Internet surfing while eating a ham sandwich leads to epiphany
At this stage of my life, sitting in front of the computer perusing the Internet before bedtime is about all the excitement I care to handle. I do this a few times a week, hoping to find inspiration for my next column. Lately, the exercise seems to take more effort. Inspiration isn’t as easy to come by as it once was.
To make a marginally exciting night complete, I scan the headlines while eating a ham sandwich. Some people might say: “How nice. He has comfort food before going to sleep.”
The idea of eating “comfort food” makes me feel as if I’m getting soft. Even if I am, I don’t want to expire with half a pot pie and an uneaten cookie sitting on my desk beside a cup of hot chocolate. Although I’m not sure of the exact definition of “comfort food,” I hope ham sandwiches don’t qualify. Ham sandwiches are, shall we say, manlier.
Eating one reminds me of my youth, when I played football. When my team won, I would go home and prepare a ham and tomato sandwich as a treat for performing well on the gridiron. That would be followed with an orange soda, but not just any orange soda. It had to be an “Orange Crush.”
My team wore orange jerseys, so we called ourselves the “Orange Crush.” This was long before the 1970s Denver Broncos gave their defense the same name.
The point is: I like to recall the days when I could run the length of a football field without having a coronary. Eating a ham sandwich with an Orange Crush helps me do that quite nicely, especially when I’m sitting in a comfy chair in front of a computer, mindlessly surfing the Internet.
I better get back to the real point of this column before my editor accuses me of adding fluff to make the word count.
So last week, smack in the middle of a perfectly good ham sandwich, I experienced a bit of an epiphany. I was reading about “cultural movements.” Not that culture actually goes anywhere, but it does change, and the literati call the changes “movements.”

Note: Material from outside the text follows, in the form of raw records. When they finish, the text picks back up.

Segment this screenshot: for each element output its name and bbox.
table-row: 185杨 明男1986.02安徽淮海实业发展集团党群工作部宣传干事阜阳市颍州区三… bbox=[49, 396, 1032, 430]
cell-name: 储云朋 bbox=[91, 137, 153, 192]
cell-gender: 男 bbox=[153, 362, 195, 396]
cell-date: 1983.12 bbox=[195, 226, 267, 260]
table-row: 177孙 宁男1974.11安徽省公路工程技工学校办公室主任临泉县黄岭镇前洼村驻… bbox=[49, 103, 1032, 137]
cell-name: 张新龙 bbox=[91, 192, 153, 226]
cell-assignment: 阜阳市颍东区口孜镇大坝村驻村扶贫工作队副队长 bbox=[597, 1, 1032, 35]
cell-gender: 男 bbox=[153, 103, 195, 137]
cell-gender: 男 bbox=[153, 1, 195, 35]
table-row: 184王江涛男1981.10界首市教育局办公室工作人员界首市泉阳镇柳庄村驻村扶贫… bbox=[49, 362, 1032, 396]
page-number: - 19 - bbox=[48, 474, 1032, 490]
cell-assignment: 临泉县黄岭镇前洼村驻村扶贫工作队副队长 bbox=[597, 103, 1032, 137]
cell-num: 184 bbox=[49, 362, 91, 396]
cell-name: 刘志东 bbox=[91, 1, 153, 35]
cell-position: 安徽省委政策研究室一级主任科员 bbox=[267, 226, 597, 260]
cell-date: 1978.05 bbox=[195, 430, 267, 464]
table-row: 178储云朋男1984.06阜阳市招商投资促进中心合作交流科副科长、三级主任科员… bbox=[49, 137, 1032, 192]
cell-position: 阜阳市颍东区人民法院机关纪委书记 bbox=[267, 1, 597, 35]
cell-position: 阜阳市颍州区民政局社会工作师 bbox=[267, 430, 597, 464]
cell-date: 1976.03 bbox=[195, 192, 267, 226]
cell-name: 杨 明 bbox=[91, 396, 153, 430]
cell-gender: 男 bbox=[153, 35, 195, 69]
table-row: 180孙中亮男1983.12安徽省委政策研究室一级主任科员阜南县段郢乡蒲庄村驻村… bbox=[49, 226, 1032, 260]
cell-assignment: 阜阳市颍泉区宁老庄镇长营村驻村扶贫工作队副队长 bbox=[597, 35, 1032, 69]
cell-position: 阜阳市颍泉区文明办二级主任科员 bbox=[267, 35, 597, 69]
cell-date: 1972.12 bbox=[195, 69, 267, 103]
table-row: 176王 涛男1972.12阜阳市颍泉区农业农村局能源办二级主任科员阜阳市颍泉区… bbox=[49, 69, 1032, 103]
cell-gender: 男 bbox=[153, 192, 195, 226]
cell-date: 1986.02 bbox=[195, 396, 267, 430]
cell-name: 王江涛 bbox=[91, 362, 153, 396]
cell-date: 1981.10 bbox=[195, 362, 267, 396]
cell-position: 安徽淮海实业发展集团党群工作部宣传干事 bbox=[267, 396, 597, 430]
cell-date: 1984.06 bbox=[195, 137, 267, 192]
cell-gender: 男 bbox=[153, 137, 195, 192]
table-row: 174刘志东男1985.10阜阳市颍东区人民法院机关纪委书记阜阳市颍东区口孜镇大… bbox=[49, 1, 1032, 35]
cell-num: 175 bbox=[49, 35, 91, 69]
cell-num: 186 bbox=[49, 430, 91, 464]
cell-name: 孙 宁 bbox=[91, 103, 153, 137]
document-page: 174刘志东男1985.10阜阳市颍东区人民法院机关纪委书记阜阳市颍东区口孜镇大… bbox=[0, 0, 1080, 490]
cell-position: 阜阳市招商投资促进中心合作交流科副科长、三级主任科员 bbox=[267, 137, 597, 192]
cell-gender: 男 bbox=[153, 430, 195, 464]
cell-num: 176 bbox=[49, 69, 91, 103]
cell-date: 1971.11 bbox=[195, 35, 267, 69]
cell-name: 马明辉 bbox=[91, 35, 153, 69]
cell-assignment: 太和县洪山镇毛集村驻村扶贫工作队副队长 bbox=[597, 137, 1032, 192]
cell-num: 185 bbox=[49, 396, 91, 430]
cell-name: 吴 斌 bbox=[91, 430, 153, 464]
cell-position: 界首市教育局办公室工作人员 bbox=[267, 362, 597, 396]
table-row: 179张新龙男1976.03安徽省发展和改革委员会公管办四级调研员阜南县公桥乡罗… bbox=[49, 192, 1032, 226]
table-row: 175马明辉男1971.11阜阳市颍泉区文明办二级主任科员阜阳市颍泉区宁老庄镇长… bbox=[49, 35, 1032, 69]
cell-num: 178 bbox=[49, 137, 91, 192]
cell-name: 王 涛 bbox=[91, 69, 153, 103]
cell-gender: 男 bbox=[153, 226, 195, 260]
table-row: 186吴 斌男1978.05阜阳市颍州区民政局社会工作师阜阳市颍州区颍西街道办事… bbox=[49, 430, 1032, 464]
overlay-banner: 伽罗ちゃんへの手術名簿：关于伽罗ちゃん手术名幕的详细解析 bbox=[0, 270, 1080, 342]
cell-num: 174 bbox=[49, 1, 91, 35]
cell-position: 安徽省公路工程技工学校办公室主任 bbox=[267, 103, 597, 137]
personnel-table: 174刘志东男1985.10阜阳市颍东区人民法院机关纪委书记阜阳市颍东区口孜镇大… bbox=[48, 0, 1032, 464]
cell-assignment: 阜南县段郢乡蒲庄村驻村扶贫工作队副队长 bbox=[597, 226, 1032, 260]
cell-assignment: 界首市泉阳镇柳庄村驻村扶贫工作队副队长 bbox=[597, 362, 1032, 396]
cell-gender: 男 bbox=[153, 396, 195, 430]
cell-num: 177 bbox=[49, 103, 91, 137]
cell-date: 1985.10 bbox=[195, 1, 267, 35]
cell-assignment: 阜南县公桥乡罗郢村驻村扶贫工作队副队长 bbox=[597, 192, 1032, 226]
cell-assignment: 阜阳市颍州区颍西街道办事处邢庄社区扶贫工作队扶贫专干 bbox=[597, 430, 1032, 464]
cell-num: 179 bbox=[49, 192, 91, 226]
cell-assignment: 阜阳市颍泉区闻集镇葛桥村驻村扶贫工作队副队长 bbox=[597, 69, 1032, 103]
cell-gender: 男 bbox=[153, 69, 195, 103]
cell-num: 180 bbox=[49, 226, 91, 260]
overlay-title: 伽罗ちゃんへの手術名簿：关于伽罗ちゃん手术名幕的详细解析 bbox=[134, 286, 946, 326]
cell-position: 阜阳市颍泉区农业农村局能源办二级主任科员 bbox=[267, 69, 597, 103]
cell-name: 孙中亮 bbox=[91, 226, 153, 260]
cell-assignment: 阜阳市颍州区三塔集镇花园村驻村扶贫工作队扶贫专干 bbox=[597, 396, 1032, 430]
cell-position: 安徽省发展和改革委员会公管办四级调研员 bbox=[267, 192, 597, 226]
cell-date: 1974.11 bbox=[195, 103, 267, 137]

During the early 1800s, the Industrial Revolution started in England and quickly spread throughout Europe and North America. The cultural movement that resulted from that era was Modernism, which enjoyed recognition from 1870 to the turn of the century.
Modernism introduced dramatic change. Philosophy, literature, art, architecture and music felt the impact of an unforeseen tide of revolutionary thought. Its societal influence affected every aspect of day-to-day existence, particularly in the western world.
According to the research, Modernists were the first to question the status quo. They did not exactly reject religion and authority. They rejected thinking that did not fit the direction of a modern, more progressive society. They felt that religion and government should keep up with the times.
Maybe my penchant for practicality stands in the way of wisdom, but I perceive the Industrial Revolution and modern thinking differently.
Without a doubt, during the last two centuries, the world has progressed technologically much faster than ever before. However, I do not always associate “progress” with “improvement.” When we were an agro-based society, we lived off the natural gifts of nature and worked to preserve the planet for all to enjoy in the future.
Invention completely changed that mindset. We abandoned agriculture for industry and the availability of convenience. As a society, our thinking changed from the goal of preservation to “life on this planet needs to get better, easier, faster.”
From the invention of the internal combustion engine and the ability to produce electricity, we began burning fossil fuels faster than they could ever be replenished.
Our dependency on manufactured power is nothing new. The results of that dependency, however, are frightening. Some children can’t do their arithmetic without a calculator. Many can only tell time by a digital watch.
When the power goes off and batteries can’t be recharged, we’ll be reduced to lives of squalor. A nation cannot run on generators.
Only a small percentage of our population knows how to live off the land. Most of us would have no idea how to live without electricity.
Our adversaries don’t have that problem. They do it every day. We have become imprisoned by our inventions.
That little epiphany took the joy out of my ham sandwich. Such is life in a system we can’t understand.